There's a little scratch on the back of my right hand near the wrist. It's been healing quickly, but there's still about half an inch of red, visibly healing, skin on either side of the scratch mark.
Because it wasn't very deep, I'm doubtful that the scratch will leave any permanent scar or mark, although in some ways I kind of wish that it would. For the past few days, this scratch has served me as a useful spiritual tool, a reminder to focus on the inevitable mutability of all things: the change, decay, and loss of lives and objects, and the accompanying sweetness of living in the present moment's fullness, whatever that brings.

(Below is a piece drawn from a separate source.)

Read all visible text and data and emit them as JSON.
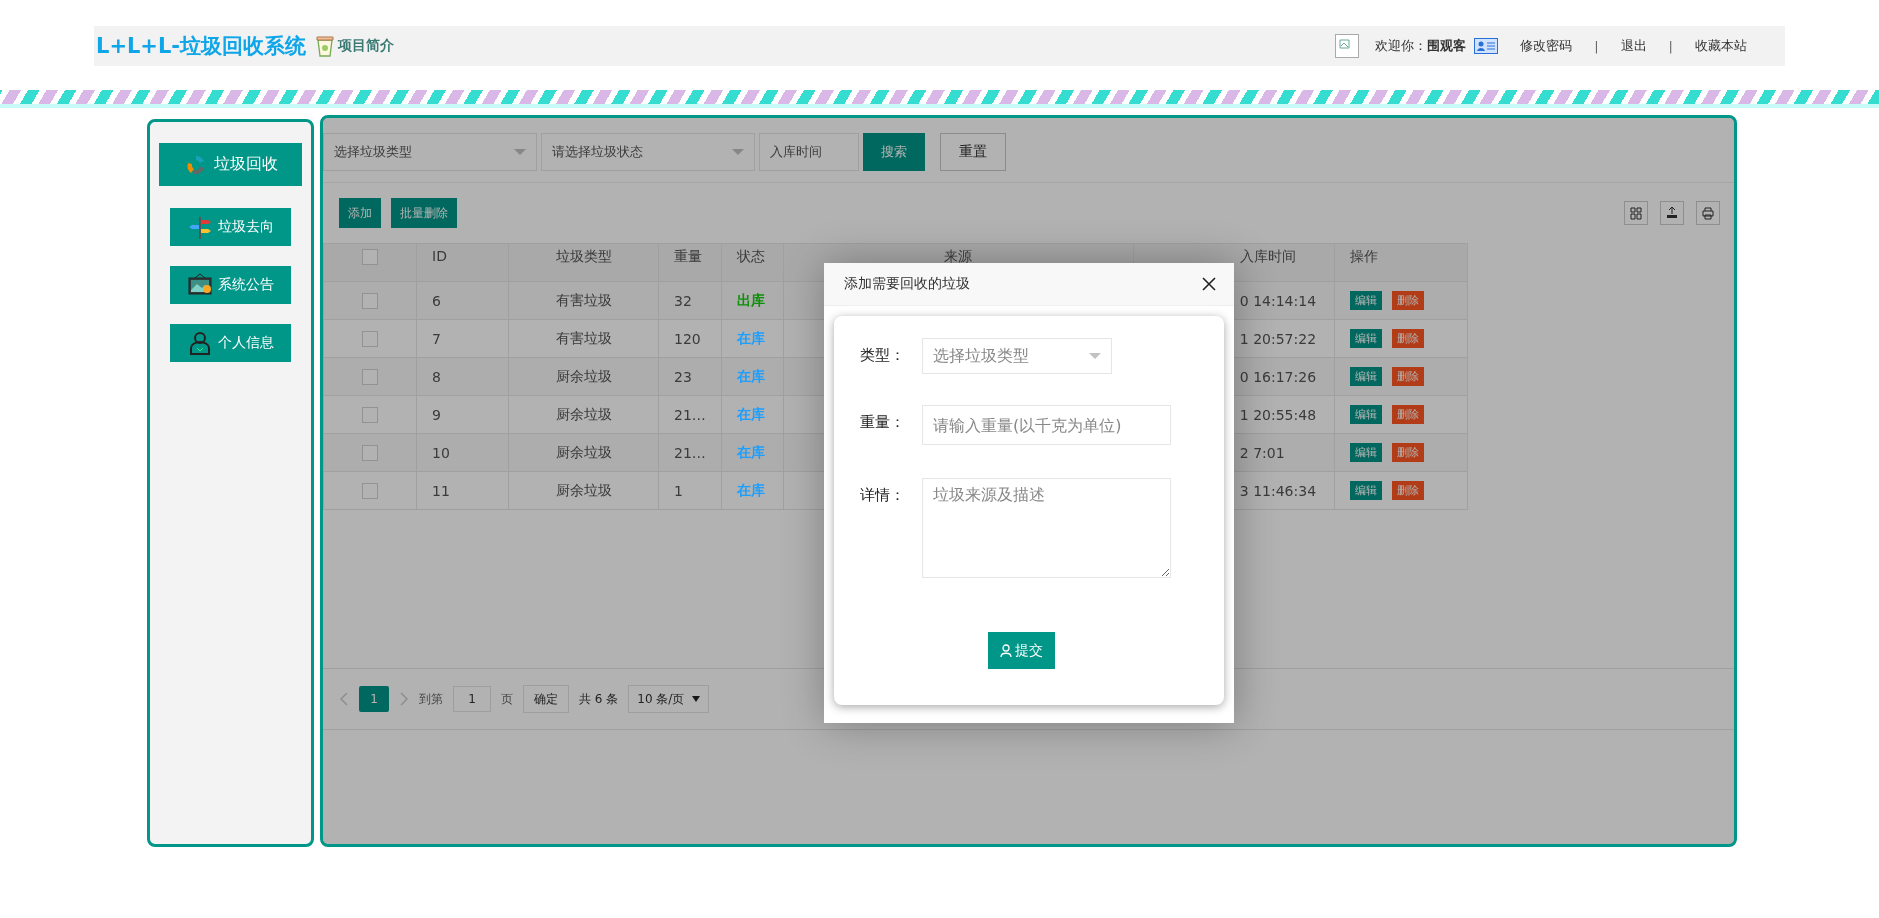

Last Sunday, I took our dogs to the dog park, where dog lovers bring their companions to run and play off leash. I saw a guy who I've talked to before a couple of times -- his dog, Ginger, sometimes plays with Gracie, so we've chatted. Sunday he brought Ginger, who's a 9-month-old pit-boxer mix, and he also had a little puppy who he was carrying in his jacket. She was a beautiful little Rottweiler puppy, all black, without the usual brown markings. He'd adopted her from the SPCA shelter, where her entire litter had been given up. She was too little to play with the other dogs at the park, so he carried her in his jacket, and let other people hold her and handle her. She was exuberant and excited, strong for her size, and very friendly with people. I carried her around for a while, and at some point in our playing, she must have scratched my hand slightly.
One of the great things about going to the dog park is that you can play with your companions, but also get to know other dogs and their people. Because they are social animals, happy to form relationships, dogs keep us in tune with some of the basic good things in the world -- love, play, and friendship. When anyone brings a puppy, there's always a cluster of people wanting to welcome the new one into the social world of the park, to pet and handle the soft puppy fur, and receive happy puppy kisses. I've often thought it must be really wonderful to be one of these puppies adopted into a good family early on -- everywhere you go, people are excited and happy to see you and play with you.
I like Ginger's dad*, Kevin, and I really liked playing with the new puppy. So the next couple of times I went to the park, I was hoping to see them again. I didn't see him until Thursday, when he showed up with just Ginger.
The puppy (whose name I never even learned) had come down with distemper, even though the shelter said she had been given all her shots. She threw up her food Sunday night, and had trouble breathing. Kevin took her to the vet, who said either it was a bronchial infection or it was distemper -- if the latter, there's little that can be done for a very young dog. And sadly that was the case. Kevin stayed up with her for two nights as she struggled to survive. He gave her the antibiotics the vet had hopefully prescribed, and CPR when she couldn't breathe. When she collapsed on Tuesday they went to the emergency vet, where she passed away.
Kevin is devastated, and so many of us who know him at the park are sad too. Ginger is sad. All the promise and joy that a puppy brings, lost so suddenly and in such a dreadful way.
It does happen sometimes that even dogs who have their shots come down with distemper. She might have been exposed when she was very little, before getting any shots. Being housed at the shelter exposes dogs to lots of potential viruses. Simply being out in the world exposes puppies too. Because we live in a world of vaccine protocols we think that disease can be completely prevented -- which just isn't true, for dogs or people either. The lesson, as I see it, isn't about being angry with the shelter (as some people suggested Kevin ought to be) but about enjoying the moments that we do have with our loved ones. He and Ginger loved the puppy and gave her the best couple of weeks possible. I know I've been feeling sad about his loss, and extra-appreciative of Gracie and Wendell and my gf who share my life and fill it with love.
*I deliberately avoid using the word "owner" to describe a family relationship between humans and dogs. I prefer either "companion" or the parent/child terms used by many dog lovers.